The Congressional Budget Office projects an 11.7% unemployment rate in the fourth quarter this year and a 10.1% rate in 2021. 

“If the unemployment rate drops down to 10% by end of the year, I think people would say this was a really horrendous recession, but not a full-fledged depression, unless it persists for a number of years,” Shambaugh said.

 

The current economic situation is different from the Depression era because it’s largely self-inflicted, economists said.

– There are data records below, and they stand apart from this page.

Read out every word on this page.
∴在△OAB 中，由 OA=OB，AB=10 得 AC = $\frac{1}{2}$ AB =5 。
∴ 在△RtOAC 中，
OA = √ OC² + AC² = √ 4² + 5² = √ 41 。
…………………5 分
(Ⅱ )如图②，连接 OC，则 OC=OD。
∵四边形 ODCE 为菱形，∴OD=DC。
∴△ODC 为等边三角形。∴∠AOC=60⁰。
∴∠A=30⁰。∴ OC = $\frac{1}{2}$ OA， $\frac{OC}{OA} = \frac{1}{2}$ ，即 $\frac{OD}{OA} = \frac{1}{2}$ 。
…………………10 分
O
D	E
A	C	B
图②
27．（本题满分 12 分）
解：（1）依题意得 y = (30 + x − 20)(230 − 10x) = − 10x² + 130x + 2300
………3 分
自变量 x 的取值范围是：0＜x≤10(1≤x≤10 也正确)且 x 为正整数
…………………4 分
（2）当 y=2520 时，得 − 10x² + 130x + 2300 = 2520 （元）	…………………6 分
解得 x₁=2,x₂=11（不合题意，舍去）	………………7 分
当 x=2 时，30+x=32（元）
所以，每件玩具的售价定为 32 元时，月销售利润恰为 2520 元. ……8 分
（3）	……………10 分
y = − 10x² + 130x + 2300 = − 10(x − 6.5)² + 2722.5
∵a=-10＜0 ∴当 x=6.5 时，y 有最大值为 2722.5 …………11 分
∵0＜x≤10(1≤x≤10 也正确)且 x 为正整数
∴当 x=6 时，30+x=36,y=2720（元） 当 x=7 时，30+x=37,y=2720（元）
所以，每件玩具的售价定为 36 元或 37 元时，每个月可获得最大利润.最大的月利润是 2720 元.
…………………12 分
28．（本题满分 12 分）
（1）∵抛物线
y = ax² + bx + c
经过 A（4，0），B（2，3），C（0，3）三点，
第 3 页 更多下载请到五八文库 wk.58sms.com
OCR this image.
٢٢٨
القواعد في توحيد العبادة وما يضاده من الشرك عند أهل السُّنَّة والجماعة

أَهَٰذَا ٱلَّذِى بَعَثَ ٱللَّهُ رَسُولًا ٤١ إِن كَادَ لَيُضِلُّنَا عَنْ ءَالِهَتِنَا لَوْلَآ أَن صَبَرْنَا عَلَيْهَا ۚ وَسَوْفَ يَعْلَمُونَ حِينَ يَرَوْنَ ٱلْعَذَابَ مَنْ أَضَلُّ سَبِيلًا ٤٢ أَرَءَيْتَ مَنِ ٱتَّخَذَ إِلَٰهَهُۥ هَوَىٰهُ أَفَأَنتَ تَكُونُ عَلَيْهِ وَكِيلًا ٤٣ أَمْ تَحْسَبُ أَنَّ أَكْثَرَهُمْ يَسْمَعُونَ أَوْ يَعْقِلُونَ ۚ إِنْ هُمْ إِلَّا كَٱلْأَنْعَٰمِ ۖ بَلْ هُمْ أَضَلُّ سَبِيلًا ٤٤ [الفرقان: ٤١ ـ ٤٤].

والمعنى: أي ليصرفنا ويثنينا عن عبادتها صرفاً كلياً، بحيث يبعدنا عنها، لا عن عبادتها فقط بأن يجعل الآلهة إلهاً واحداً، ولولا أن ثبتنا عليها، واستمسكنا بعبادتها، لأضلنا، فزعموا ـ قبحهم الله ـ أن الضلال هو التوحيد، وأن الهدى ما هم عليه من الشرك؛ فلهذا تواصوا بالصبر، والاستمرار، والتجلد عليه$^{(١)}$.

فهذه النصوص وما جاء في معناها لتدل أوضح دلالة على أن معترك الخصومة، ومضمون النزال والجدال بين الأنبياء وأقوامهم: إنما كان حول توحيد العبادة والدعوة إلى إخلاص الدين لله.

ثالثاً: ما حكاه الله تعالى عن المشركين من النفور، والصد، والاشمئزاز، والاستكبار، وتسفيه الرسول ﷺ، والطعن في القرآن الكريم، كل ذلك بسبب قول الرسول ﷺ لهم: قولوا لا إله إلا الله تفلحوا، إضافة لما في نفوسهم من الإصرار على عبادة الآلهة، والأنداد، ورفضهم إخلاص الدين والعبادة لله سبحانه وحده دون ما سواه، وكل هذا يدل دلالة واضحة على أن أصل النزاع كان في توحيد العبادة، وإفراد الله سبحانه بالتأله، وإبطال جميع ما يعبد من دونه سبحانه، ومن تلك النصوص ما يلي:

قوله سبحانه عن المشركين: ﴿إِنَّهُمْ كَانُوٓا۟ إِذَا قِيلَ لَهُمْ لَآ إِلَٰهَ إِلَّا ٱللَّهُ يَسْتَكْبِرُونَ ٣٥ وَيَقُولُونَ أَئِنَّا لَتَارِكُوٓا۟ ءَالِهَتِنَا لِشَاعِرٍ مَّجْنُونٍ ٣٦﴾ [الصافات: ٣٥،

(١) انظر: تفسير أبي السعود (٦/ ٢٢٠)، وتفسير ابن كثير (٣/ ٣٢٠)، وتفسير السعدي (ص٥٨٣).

Federal and state officials decided to shut down broad sectors of the economy to stem the spread of the coronavirus, and the economy could rebound as states and businesses begin reopening.
The Great Depression, by contrast, wasn’t self-inflicted but the result of many factors, such as a stock-market crash, use of the gold standard, deflation and the lack of any real fiscal or monetary policy from the Hoover administration to combat the crisis, Shambaugh said.

Unemployment insurance, for example, wasn’t created until 1935, in response to the Great Depression.

Doing enough?

The U.S. government was caught flat-footed in the early years of the Great Depression, since it didn’t yet have many of the economic tools currently at its disposal, economists said. 

This time, federal officials have implemented relatively aggressive measures, such as various lending programs for small businesses, enhanced unemployment benefits and direct payments to Americans, to try to stave off a further catastrophe from the coronavirus, economists said.  

“We can still debate whether we’re doing enough,” Houseman said. “It’s hard to tell when you’re in the middle of it.”